As a yogi based in India, it is easy to assume that white supremacy in yoga does not affect us, right?
Wrong!
A few months ago I was teaching a private student. During our zero session, she was demonstrating the asanas that she knew and confessed that she was a self-taught yogi – self-taught from YouTube and other online free videos. Needless to say, she was a huge fan of some of the Internet’s Superstar yoga teachers and was pleased with a lot of the things she had learnt, but was missing out the human touch.
All that aside, I was busy self-managing my internal conflict. Here was an Indian student, who had never stepped out of India, looking to fine-tune & improve her practice – asanas that she had learnt from a teacher on the internet, asanas that she only knew the English names of. I’m not one to shame a student for not knowing the Sanskrit names – but I was offended… deeply offended.
Awhile later, when I was discussing teaching curriculum with another senior teacher in the yoga community, she happened to mention another popular online teacher who was ‘brilliant’! I’ll be very honest, I didn’t know who she was at the time. I had to come home and do a Google search to find a hot-pants or bikini clad, able-bodied, toned abs, blonde yogi teaching asanas all in good form…
And I thought to myself, ‘Hmmmm… These are the teachers we are studying from. What does this mean for us?’
I couldn’t quite tell what exactly I was feeling… I know brilliant teachers right here in India in various cities in India, who teach awesome classes, and I know they teach is regular tracks or yoga tights. Some keep their classes highly engaging and help their students pick up on the philosophy of yoga while others, strictly focus on asana – regardless, these were ‘homegrown’ yogis.

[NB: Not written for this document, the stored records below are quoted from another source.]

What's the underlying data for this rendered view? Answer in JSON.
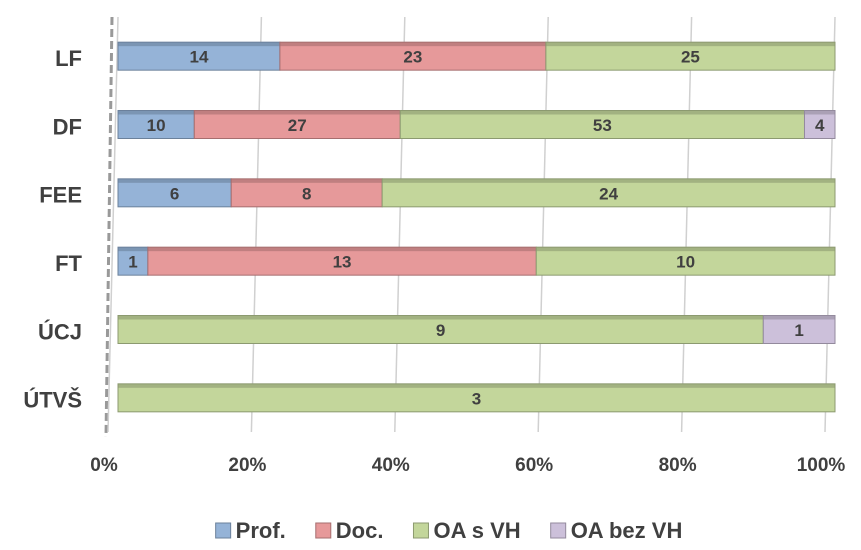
{
  "chart_data": {
    "type": "bar100h",
    "categories": [
      "LF",
      "DF",
      "FEE",
      "FT",
      "ÚCJ",
      "ÚTVŠ"
    ],
    "series": [
      {
        "name": "Prof.",
        "color": "#95b3d7",
        "values": [
          14,
          10,
          6,
          1,
          null,
          null
        ]
      },
      {
        "name": "Doc.",
        "color": "#e6999a",
        "values": [
          23,
          27,
          8,
          13,
          null,
          null
        ]
      },
      {
        "name": "OA s VH",
        "color": "#c3d69b",
        "values": [
          25,
          53,
          24,
          10,
          9,
          3
        ]
      },
      {
        "name": "OA bez VH",
        "color": "#ccc0da",
        "values": [
          null,
          4,
          null,
          null,
          1,
          null
        ]
      }
    ],
    "xlim": [
      0,
      100
    ],
    "xticks": [
      {
        "value": 0,
        "label": "0%"
      },
      {
        "value": 20,
        "label": "20%"
      },
      {
        "value": 40,
        "label": "40%"
      },
      {
        "value": 60,
        "label": "60%"
      },
      {
        "value": 80,
        "label": "80%"
      },
      {
        "value": 100,
        "label": "100%"
      }
    ],
    "grid": true,
    "legend": "bottom"
  }
}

Now, I’m not actually being offended at the choice of yoga wear. What I am concerned about it the repackaged version of yoga that India is importing…. and in the process losing out our own heritage of traditional wisdom.
Many years ago, when I was learning a mantra for a part of my studies in the US, I had offered them feedback that one of the words on their recording was incorrectly pronounced and should be corrected. I had read the mantra is Sanskrit and knew that the recording was obviously incorrect. The response didn’t acknowledge my concern, instead, I was given an explanation that pronunciations in various parts of India differed! Which, by the way, is true for local dialects, but not true for Sanskrit and the sounding of an ending consonant. Anyway, it that wasn’t bad enough, I was told to learn it for the exam the way it was recorded and later on I could chant it however I wanted!
Back then, I knew I felt offended and dismissed when it was a part of my culture that was being dismissed. At another event, there was this couple selling mandala art that was being sold for hundreds of dollars – and I noticed that the art just had a bunch of Hindi / Sanskrit / Devnagari script letters and vowel matras just randomly thrown together. When I pointed it out to the vendor quietly, needless to say, I was rewarded with a hostile look and a clear indication to keep away from his potential customers.
Back then, I hadn’t even heard of cultural appropriation, but as I recall these incidents today, I realize that yoga has been traded off in some places where the colonization still is rampant…. and us desi teachers are either tokenized or marginalised – both in and out of our own country.
I see that I am bringing a very different conversation to India, but I am probably also at a very good position to engage in a very unique conversation outside of India too. Here are some of the ways that I can be a part of changing the narrative and this culture:
- Active engage with the larger yoga community, globally, in bringing a homegrown desi flavour and Indian yoga heritage to the conversation.
- Include Cultural Appropriation as part of the YTT curriculum discussions in India.
- Consider cultural exchange – online as well as in person – for yoga.
- Really study the roots of yoga & culture deeper.
- Encourage other yoga teachers in India to tap into their potential to be a stronger voice and face of yoga.
- Make myself available for more international engagements – offer to teach, speak, share.
This blog is a part of a very unique yoga challenge led by my dear friend and fellow yogi, Susanna Barkataki – the Dare to Discuss Yoga Challenge. Both of us feel quite deeply about cultural appropriation and bring an authentic purpose to shine through constructive discussion, dialogue and education to make people (yogis & non-yogis) aware – to ‘lessen the appropriation and up the honor’, in Susanna’s words. In support of the challenge and the work, I shall be blogging my introspection and reflection here to share the conversation and build the cumulative effect.